Ingredients Jump to Instructions ↓

  1. 1/2 lb 227g / 8oz Boneless turkey breast - cut thin slices Marinade

  2. 1 Tablespon soy sauce

  3. 1 tablespoon 15ml Dry sherry

  4. 1/2 teaspoon 2 1/2ml Sugar Sauce

  5. 1 tablespoon 15ml Soy sauce

  6. 1 teaspoon 5ml Chili paste

  7. 2 teaspoons 10ml Curry powder

  8. 2 teaspoons 10ml Cornstarch

  9. 1/4 teaspoon 1 1/3ml Chinese five-spice powder Noodle Basket

  10. 1/2 lb 227g / 8oz Fresh egg noodles

  11. 2 tablespoons 30ml Beaten egg

  12. 1 1/2 tablespoons 22ml Oil

  13. 1 tablespoon 15ml Cornstarch

  14. 1 Salt Cooking Vegetable cooking spray

  15. 2 tablespoons 30ml Vegetable oil

  16. 1 teaspoon 5ml Minced ginger

  17. 2 Celery stalks - thinly sliced

  18. 1 Red bell pepper - seeded, and (small) Diagonally cut into 1/2" pieces

  19. 2 oz 56g Sugar snap peas or Chinese pea pods - ends, and Strings removed

  20. 2 Green onions, including tops - cut diagonally Into 1 1/2" pieces

  21. 1/4 cup 59ml Chicken broth

Instructions Jump to Ingredients ↑

  1. Recipe Instructions Combine the marinade ingredients in a small bowl.
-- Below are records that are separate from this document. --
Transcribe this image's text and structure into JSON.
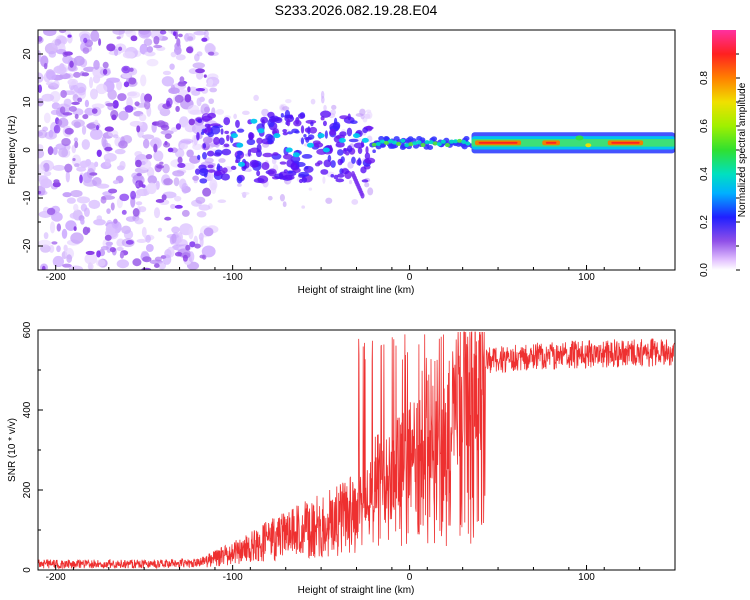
{
  "title": "S233.2026.082.19.28.E04",
  "chart_data": [
    {
      "type": "heatmap",
      "name": "spectrogram",
      "xlabel": "Height of straight line (km)",
      "ylabel": "Frequency (Hz)",
      "xlim": [
        -210,
        150
      ],
      "ylim": [
        -25,
        25
      ],
      "xticks": [
        -200,
        -100,
        0,
        100
      ],
      "yticks": [
        -20,
        -10,
        0,
        10,
        20
      ],
      "colorbar": {
        "label": "Normalized spectral amplitude",
        "range": [
          0,
          1
        ],
        "ticks": [
          0.0,
          0.2,
          0.4,
          0.6,
          0.8
        ],
        "tick_labels": [
          "0.0",
          "0.2",
          "0.4",
          "0.6",
          "0.8"
        ]
      },
      "features": [
        {
          "x_range": [
            -210,
            -110
          ],
          "freq_range": [
            -25,
            25
          ],
          "amplitude": 0.05
        },
        {
          "x_range": [
            -120,
            -20
          ],
          "freq_range": [
            -8,
            8
          ],
          "amplitude": 0.15
        },
        {
          "x_range": [
            -20,
            35
          ],
          "freq_range": [
            -1,
            4
          ],
          "amplitude": 0.35
        },
        {
          "x_range": [
            35,
            150
          ],
          "freq_range": [
            -1,
            4
          ],
          "center": 1.5,
          "amplitude": 0.95
        }
      ]
    },
    {
      "type": "line",
      "name": "snr",
      "xlabel": "Height of straight line (km)",
      "ylabel": "SNR (10 * v/v)",
      "xlim": [
        -210,
        150
      ],
      "ylim": [
        0,
        600
      ],
      "xticks": [
        -200,
        -100,
        0,
        100
      ],
      "yticks": [
        0,
        200,
        400,
        600
      ],
      "color": "#ee3030",
      "series": [
        {
          "name": "SNR",
          "x": [
            -210,
            -180,
            -150,
            -120,
            -100,
            -80,
            -60,
            -40,
            -30,
            -25,
            -20,
            -15,
            -10,
            -5,
            0,
            5,
            10,
            15,
            20,
            25,
            30,
            35,
            40,
            43,
            50,
            60,
            80,
            100,
            120,
            150
          ],
          "y": [
            15,
            15,
            15,
            18,
            45,
            80,
            110,
            140,
            160,
            200,
            250,
            270,
            260,
            300,
            330,
            380,
            400,
            330,
            370,
            460,
            500,
            510,
            515,
            520,
            525,
            530,
            535,
            540,
            542,
            545
          ]
        }
      ]
    }
  ]
}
Add the turkey and stir to coat. Set aside for 30 minutes. Combine the sauce ingredients in a small bowl. Preheat the oven to 375 degrees. Cook the noodles according to package instructions. Drain, rinse lightly, and drain again. Place the remaining noodle basket ingredients in a large bowl and mix well. Add the noodles and toss until evenly coated. Line a cookie sheet with parchment paper. Spray the outside of a flat-bottomed strainer basket or sieve (6 to 7 inches in diameter and 3 inches deep) with vegetable cooking spray. Place the strainer, open-side down, on the lined cookie sheet. Arrange the noodles in a lace-like pattern over the bottom and around the sides of the strainer. Bake until golden brown and crispy, 15 to 20 minutes. Let stand until cool, then gently remove and place on a serving plate. Place a wok or wide frying pan over high heat until hot. Add the vegetable oil, swirling to coat the sides. Add the ginger, and cook, stirring, until fragrant, about 10 seconds. Add the turkey, and stir-fry until no longer pink, about 2 minutes. Remove the turkey from the wok. Add the celery, bell pepper, peas, green onions, and broth, and stir to mix well. Cover and cook for 1 minute or until the vegetables are crisp-tender. Return the turkey to the pan. Stir the sauce to recombine, add it to the pan, and cook, stirring, until the sauce boils and thickens. Spoon the turkey mixture in to the nest. This recipe yields 4 servings. Tip: The traditional noodle nest is deep-fried. Because this baked version is more fragile, it is important to make it only from Chinese-style fresh egg noodles. Dried noodles and brands labeled "ready cooked" are not sticky enough to hold the nest together.